Il Grifone si affloscia come un budino troppo liquido, si rattrappisce cadendo dentro il pozzo delle sue paure, timori e incapacità di oltrepassare la linea che separa i vincenti dai sufficienti. I colori biancorossi si stemperano sull’erba del Nespoli di Olbia lasciando via libera a Viterbese Castrense e Rieti con l’Arzachena formato aggancio. Una delusione massiccia, ulteriore dimostrazione che quando l’asticella si alza il Grifo rallenta, si scansa, si defila diventando pietanza appetitosa per gli avversari. Dopo 7’ ecco che i biancorossi grippano i pistoni privi d’olio: Formuso raccoglie la respinta corta di Gagno scaraventando in rete una sfera diventata saponetta per la difesa imbambolata.

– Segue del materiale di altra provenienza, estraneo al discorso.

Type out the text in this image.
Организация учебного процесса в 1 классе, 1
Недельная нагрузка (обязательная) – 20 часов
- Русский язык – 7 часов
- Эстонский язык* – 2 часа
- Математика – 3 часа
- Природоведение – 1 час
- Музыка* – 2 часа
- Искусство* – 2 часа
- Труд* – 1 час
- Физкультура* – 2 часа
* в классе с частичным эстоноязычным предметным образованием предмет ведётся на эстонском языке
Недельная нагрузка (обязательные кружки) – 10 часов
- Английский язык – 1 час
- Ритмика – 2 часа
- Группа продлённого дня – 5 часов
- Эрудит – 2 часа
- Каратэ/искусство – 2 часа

Passa 1’ e l’Olbia, direttamente da corner, colpisce la parte alta della traversa. Periodo nebbioso, di sbandamento. Ricercando tra le sue qualità il Grifone trova l’azione del pari: Zotti crossa dalla destra, Di Gennaro devia di testa per Vaccaro, controllo con palla spedita all’angolino destro di Carboni. Momento luminoso. Di Gennaro spara (37’) un pallone verso il sette, Carboni vola come sollevato dal vento (forte) che soffia sul campo riuscendo a intercettare la saetta. Visione positiva. Finisce il tempo con l’impressione di un Grifone in grado di controllare pensando anche ai tre punti. La ripresa è maggiormente monotona, calano i ritmi, le emozioni latitano. Basta uno scatto di Mastinu per far girare la testa alla difesa biancorossa, il capitano cade in terra, per l’arbitro è rigore. Dal dischetto Mastinu è preciso come un compasso, 2-1. Il peggio del Grifone emerge in quel momento. Squadra sfilacciata, priva di mordente, morale in fuga, scarsa corsa. Il tecnico Giacomarro cambia uomini, la squadra tiene le marce basse fino al termine. Sconfitta nera come la pece, contenuti di gruppo non pervenuti. Viene da pensare che esista una mentalità da perdenti con strumenti da vincenti. E anche questo è macchiavellico.